Dr. Nouwen continues, “What we want is to bring about changes, to make a visible difference. To be a professional means to master the skills with which we can repair what is broken, put together what has fallen apart, reunite what is disjoined, restore what is decayed and heal what is ill. In short, to be a professional means to be someone who cures rather than cares. Doctors are considered good doctors when their patients who entered a hospital on a stretcher can leave on their own feet. Psychologists are called competent when their clients feel less confused after treatment that before. Social workers are seen as capable when their interventions make a difference in the life of the community. Also ministers are praised according to the successes of their programs and projects.”  He continues, “but slowly, imperceptibly, maybe, we have made our sense of “self” dependent not on who we are, but on what we do; not on our inner strength but on the results of our word, not our personal integrity but on the praise or blame of our milieus—we have become so oriented toward success that we have become what others make of us, we have sold our soul to the world.”

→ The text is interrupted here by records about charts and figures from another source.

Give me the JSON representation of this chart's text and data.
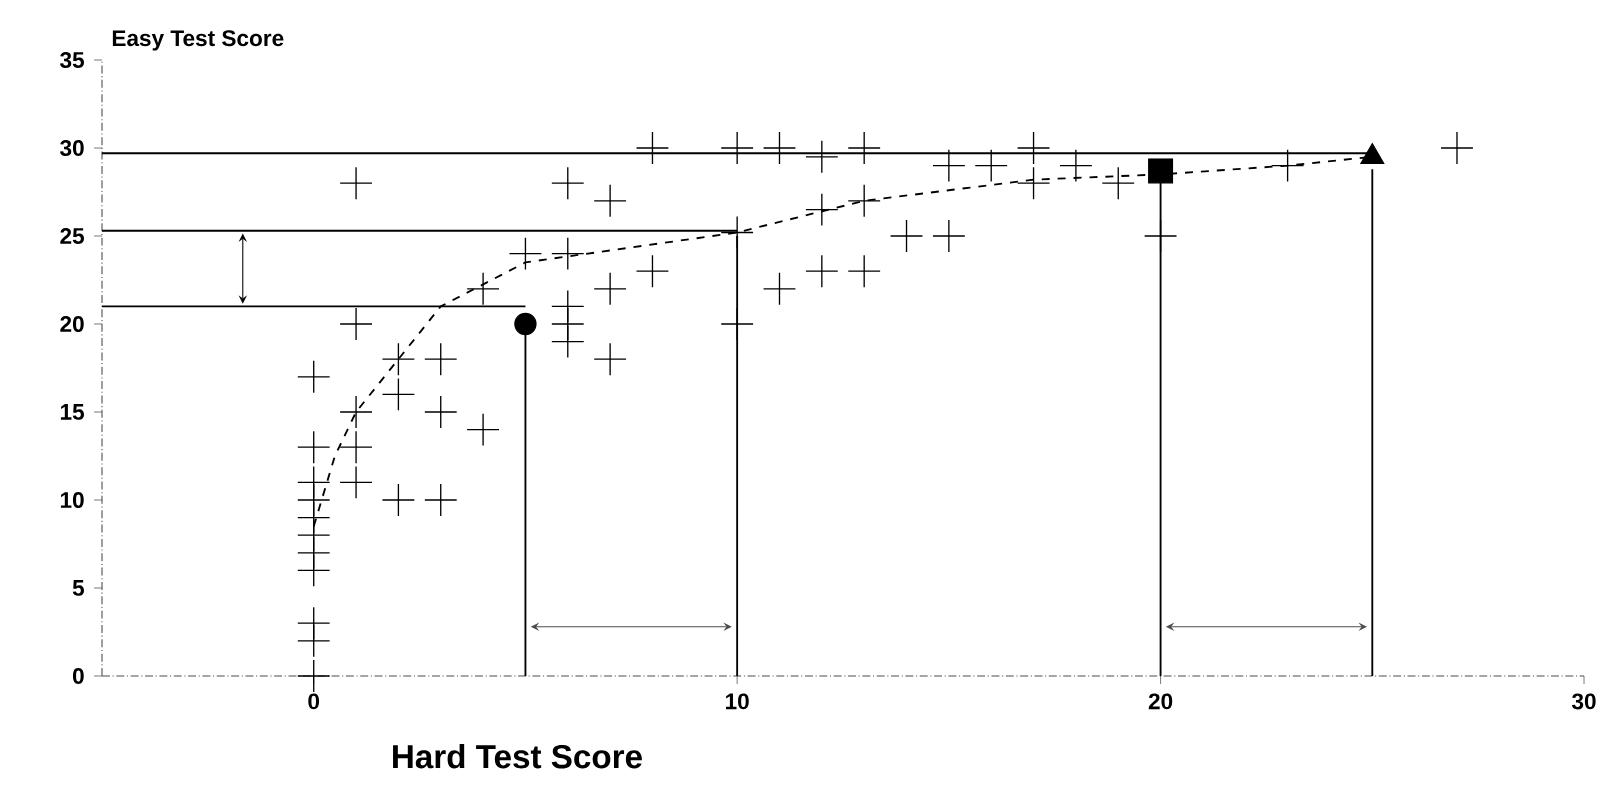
{
  "chart_data": {
    "type": "scatter",
    "xlabel": "Hard Test Score",
    "ylabel": "Easy Test Score",
    "xlim": [
      -5,
      30
    ],
    "ylim": [
      0,
      35
    ],
    "xticks": [
      0,
      10,
      20,
      30
    ],
    "yticks": [
      0,
      5,
      10,
      15,
      20,
      25,
      30,
      35
    ],
    "grid": false,
    "marker": "cross",
    "series": [
      {
        "color": "#000000",
        "x": [
          0,
          0,
          0,
          0,
          0,
          0,
          0,
          0,
          0,
          0,
          0,
          1,
          1,
          1,
          1,
          1,
          2,
          2,
          2,
          3,
          3,
          3,
          4,
          4,
          5,
          6,
          6,
          6,
          6,
          6,
          7,
          7,
          7,
          8,
          8,
          10,
          10,
          11,
          11,
          12,
          12,
          12,
          13,
          13,
          13,
          14,
          15,
          15,
          16,
          17,
          17,
          18,
          19,
          20,
          23,
          27
        ],
        "values": [
          0,
          2,
          3,
          6,
          7,
          8,
          9,
          10,
          11,
          13,
          17,
          20,
          15,
          13,
          11,
          28,
          18,
          16,
          10,
          18,
          15,
          10,
          22,
          14,
          24,
          24,
          21,
          19,
          28,
          20,
          27,
          22,
          18,
          30,
          23,
          30,
          20,
          30,
          22,
          29.5,
          26.5,
          23,
          30,
          27,
          23,
          25,
          29,
          25,
          29,
          30,
          28,
          29,
          28,
          25,
          29,
          30
        ]
      },
      {
        "type": "line",
        "marker": "none",
        "line_style": "dashed",
        "color": "#000000",
        "x": [
          0,
          0.5,
          1,
          2,
          3,
          5,
          10,
          13,
          17,
          20,
          23,
          25
        ],
        "values": [
          8.5,
          12.5,
          15,
          18,
          21,
          23.5,
          25.2,
          27,
          28.2,
          28.5,
          29,
          29.5
        ]
      },
      {
        "type": "line",
        "marker": "none",
        "color": "#000000",
        "x": [
          -5,
          5
        ],
        "values": [
          21,
          21
        ]
      },
      {
        "type": "line",
        "marker": "none",
        "color": "#000000",
        "x": [
          -5,
          10
        ],
        "values": [
          25.3,
          25.3
        ]
      },
      {
        "type": "line",
        "marker": "none",
        "color": "#000000",
        "x": [
          -5,
          25
        ],
        "values": [
          29.7,
          29.7
        ]
      },
      {
        "type": "line",
        "marker": "none",
        "color": "#000000",
        "x": [
          5,
          5
        ],
        "values": [
          0,
          20
        ]
      },
      {
        "type": "line",
        "marker": "none",
        "color": "#000000",
        "x": [
          10,
          10
        ],
        "values": [
          0,
          25
        ]
      },
      {
        "type": "line",
        "marker": "none",
        "color": "#000000",
        "x": [
          20,
          20
        ],
        "values": [
          0,
          28.5
        ]
      },
      {
        "type": "line",
        "marker": "none",
        "color": "#000000",
        "x": [
          25,
          25
        ],
        "values": [
          0,
          28.8
        ]
      },
      {
        "marker": "circle",
        "color": "#000000",
        "x": [
          5
        ],
        "values": [
          20
        ]
      },
      {
        "marker": "cross",
        "color": "#000000",
        "x": [
          10
        ],
        "values": [
          25.2
        ]
      },
      {
        "marker": "square",
        "color": "#000000",
        "x": [
          20
        ],
        "values": [
          28.7
        ]
      },
      {
        "marker": "triangle",
        "color": "#000000",
        "x": [
          25
        ],
        "values": [
          29.5
        ]
      }
    ]
  }
}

A friend of mine told me recently that he was leaving the ministry. He is very likeable, warm, friendly who has tried his best to serve God and the people in his charge. What prompted him to leave Christian service for the business world is just this emphasis on results. His congregation has not grown even though he worked very hard just to maintain it. He is isolated from other clergy and feels ignored by the church authorities.

His story is not unusual, in fact may even be rather typical. Thirty years ago pastors were the healthiest people in America, but no longer. They show all the diseases of stress that folks in business, medicine, education and the arts do.  Ministers are not immune from depression or addiction. When the institutional churches have been in decline and increasingly rapid decline but often unrecognized by those who compare and blame, then it should not surprise us that clergy morale is so low, clergy conduct often upsetting and congregations in turmoil. We have forgotten that it is God who works the miracle of growth. It is up to us to plant, tend and watch. We need to be clear that we care about people and their relationship to Christ, not institutional maintenance. Growth is God’s miracle, not our work.

We may not understand what the parables tell us—Jesus’ hearers had the same problem. The parables tell us to value people for who they are, not what they have done or what they possess. In fact the parables teach us to value what is insignificant, small, forgotten the more surprise when the tiniest mustard seed grows into the largest of trees.

When the Emperor Valerian was persecuting the Church, he demanded that it hand over its treasures. St Lawrence, the Deacon, gave away the church wealth to the poor and brought the poor people of Rome, its old people, the lame and sick and widowed to the emperor. These, he said, were the treasures of the Church. It is our children, our teenagers, our twenty-somethings and thirty-somethings, our mid-life troubled, our aged, our infirm, our minorities, our powerless, the financially strapped, our handicapped, these are people important to God. They like we need to be told over and over again of God’s love—God loves them and accepts them and values them. It is in people like this who have come to know Jesus Christ, that the seed is planted, water and grows until the harvest. God gives the growth. All we can do is sow and water, sleep and rise night and day and wait for God. Amen.